# Designing a mathematical bridge to the Metaverse

A proposed theory for linking 2D Websites to 3D Webspheres, with the goal of accelerating user adoption of 3D/virtual/augmented/mixed reality experiences from VR social networks to virtual e-commerce to immersive live-streaming.

*My intention here is to lay out a possible framework that can be used by the 3D, VR, AR, MR community to start to define how users interfaces in our current 2D web will work together with those in 3D based virtual environments. There are 25 total pages that I sketched out on my Moleskin over August and September. This post is intended to be a first draft. I have added textual context and explanations to the drawings in page 1–10. I intend to do the same for 11–25, but didn’t want to wait for that to be done to share. After all the perfect is the enemy of the good.*

*As this is not a piece of software or code, it does not have a license attached to it. That being said, it is my original thinking and I expect that it will be attributed accordingly. My hope is that these thoughts will light fires in the minds of mixed reality designers, users, inventors, and thinkers and play a small part in moving the mixed reality movement forward._*

*I truly believe that without a “guide” for interpreting 3D environments in our existing 2D web, the pace of adoption of VR/AR technologies will be unnecessarily delayed.*

*Most importantly, I hope that those of you who have the courage and coffee to read this add your improvements, corrections, and suggested modifications. That way, this can be a living document, perhaps even a theory of some sort, with contributions from as many people as possible.*

## Page 1: Fluid movement between 2D and 3D

The user starts in 2D reading the article in the upper right hand corner. She left clicks on the article, which transports her to a websphere W(3,1) — which means 3D websphere number 1. The position of the user in 3D is such that she can read the article comfortably. The text of the article could be on a cube, with the portion she is reading facing her initially, and the cube rotating to reveal the whole article.

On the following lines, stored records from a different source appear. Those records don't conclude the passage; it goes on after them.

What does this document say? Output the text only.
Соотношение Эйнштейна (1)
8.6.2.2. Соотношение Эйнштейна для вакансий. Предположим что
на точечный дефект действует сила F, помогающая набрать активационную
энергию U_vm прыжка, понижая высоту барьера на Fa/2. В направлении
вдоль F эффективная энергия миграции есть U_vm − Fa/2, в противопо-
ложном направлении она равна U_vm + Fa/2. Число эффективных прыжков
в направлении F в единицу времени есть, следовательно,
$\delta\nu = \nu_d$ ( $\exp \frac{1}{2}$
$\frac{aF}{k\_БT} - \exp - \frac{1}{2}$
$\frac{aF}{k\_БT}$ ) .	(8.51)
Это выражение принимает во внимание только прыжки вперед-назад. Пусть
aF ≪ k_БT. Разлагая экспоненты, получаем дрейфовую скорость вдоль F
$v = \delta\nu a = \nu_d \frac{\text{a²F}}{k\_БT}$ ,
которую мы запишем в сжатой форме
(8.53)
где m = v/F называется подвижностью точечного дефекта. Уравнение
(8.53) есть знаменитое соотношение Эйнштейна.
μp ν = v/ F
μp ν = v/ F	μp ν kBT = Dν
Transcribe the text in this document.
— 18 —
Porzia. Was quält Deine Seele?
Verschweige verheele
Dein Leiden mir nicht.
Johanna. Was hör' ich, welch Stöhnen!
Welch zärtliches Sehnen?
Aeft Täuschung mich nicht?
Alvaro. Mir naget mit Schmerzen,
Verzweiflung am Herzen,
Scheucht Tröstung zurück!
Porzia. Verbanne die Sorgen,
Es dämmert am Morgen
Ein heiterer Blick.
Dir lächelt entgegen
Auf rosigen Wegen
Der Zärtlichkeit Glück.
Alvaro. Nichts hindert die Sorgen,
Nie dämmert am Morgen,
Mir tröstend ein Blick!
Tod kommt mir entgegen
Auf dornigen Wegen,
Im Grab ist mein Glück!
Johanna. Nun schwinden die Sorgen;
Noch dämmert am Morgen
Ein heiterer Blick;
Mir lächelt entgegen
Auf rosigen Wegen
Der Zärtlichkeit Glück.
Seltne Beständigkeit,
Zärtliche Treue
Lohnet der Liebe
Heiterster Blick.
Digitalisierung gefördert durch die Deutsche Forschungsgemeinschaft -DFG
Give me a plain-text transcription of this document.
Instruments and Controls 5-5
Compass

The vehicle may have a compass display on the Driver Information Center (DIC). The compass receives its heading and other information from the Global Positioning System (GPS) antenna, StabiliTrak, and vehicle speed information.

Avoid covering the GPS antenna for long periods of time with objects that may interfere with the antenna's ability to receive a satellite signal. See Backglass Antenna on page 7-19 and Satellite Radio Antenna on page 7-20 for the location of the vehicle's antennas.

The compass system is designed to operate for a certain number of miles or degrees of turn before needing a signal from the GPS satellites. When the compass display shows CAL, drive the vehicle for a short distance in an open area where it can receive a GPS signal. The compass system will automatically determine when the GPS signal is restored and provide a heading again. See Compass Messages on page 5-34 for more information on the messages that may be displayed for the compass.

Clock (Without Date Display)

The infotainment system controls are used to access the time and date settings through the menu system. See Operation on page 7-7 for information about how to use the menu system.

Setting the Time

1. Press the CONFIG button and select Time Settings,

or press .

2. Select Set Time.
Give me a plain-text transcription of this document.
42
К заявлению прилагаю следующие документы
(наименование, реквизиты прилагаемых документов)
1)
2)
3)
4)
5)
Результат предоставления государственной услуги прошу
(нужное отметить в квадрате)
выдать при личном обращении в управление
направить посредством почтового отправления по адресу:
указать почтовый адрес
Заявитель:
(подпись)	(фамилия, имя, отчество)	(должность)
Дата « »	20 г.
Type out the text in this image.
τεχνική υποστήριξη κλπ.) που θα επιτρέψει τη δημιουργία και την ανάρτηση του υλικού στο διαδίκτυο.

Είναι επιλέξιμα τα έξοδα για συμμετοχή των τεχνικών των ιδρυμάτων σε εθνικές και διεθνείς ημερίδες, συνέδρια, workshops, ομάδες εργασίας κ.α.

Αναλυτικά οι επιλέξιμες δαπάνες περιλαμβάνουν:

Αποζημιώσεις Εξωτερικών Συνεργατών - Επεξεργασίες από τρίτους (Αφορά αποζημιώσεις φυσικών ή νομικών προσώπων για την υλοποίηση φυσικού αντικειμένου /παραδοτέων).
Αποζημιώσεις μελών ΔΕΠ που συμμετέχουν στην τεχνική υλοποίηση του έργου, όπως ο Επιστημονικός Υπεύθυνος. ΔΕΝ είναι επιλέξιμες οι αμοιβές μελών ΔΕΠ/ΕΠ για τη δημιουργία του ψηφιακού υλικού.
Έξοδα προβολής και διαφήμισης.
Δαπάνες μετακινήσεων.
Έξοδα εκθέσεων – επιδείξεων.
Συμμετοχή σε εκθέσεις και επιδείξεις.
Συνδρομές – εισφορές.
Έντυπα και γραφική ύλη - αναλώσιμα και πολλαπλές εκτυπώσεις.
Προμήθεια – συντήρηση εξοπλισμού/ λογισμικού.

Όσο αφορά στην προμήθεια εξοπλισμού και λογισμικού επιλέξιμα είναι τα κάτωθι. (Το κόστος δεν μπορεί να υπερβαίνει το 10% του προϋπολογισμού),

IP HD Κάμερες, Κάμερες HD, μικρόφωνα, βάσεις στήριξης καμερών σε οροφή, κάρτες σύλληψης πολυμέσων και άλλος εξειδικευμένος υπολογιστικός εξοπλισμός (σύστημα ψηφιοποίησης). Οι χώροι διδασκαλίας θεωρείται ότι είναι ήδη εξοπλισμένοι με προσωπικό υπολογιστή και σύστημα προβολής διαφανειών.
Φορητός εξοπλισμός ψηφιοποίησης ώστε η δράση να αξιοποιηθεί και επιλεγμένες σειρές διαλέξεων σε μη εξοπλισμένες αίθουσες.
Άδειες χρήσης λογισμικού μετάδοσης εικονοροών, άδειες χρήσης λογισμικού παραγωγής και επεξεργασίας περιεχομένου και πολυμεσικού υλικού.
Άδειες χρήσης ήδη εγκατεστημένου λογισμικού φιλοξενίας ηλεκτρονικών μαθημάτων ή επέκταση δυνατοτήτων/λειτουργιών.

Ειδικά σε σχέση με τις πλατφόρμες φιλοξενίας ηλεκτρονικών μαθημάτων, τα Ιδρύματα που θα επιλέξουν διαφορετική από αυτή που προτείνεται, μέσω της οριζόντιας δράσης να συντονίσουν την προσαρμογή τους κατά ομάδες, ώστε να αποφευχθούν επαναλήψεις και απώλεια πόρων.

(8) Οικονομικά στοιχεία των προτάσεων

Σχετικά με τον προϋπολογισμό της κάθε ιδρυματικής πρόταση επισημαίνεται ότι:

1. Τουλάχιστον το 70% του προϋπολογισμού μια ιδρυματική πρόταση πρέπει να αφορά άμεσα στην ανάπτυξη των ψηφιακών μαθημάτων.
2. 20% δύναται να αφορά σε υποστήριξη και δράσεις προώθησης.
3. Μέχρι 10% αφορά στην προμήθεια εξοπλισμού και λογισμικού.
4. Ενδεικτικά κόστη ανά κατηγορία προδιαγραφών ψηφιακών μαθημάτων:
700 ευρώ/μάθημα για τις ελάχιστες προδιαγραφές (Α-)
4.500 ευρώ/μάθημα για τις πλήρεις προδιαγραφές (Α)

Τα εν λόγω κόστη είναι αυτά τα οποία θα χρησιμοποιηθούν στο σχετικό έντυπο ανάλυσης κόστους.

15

The avatar shown in W(3,1) corresponds to a user in Madrid, Spain. She can experience the 3D news cube via virtual reality, augmented reality, or merely as a 3D scene on the web. In other words, the user of a headset is not required. That being said, the example here, and in the next pages, assumes that the user is using a headset. The reason this assumption is important is that the field of view emanates directly from the avatar’s eyes, as opposed to a camera placed behind or next to the avatar.

There is an equivalent to this perspective in a non-immersive 3D environment — essentially an “in avatar” viewpoint — something that is commonly used by experienced users of Second Life.

This avatar moves along the (x,y,z) local coordinates from time t to t1. The movement in this case is towards the edge of the sphere. Another avatar A4 is represented as standing above the news cube at time t. The 6 dimensional coordinates of A4 at t denoted as W(A4t) are (2,-3,3000) in the (a,b,c) universal coordinate space and (0,5,100) in the local space.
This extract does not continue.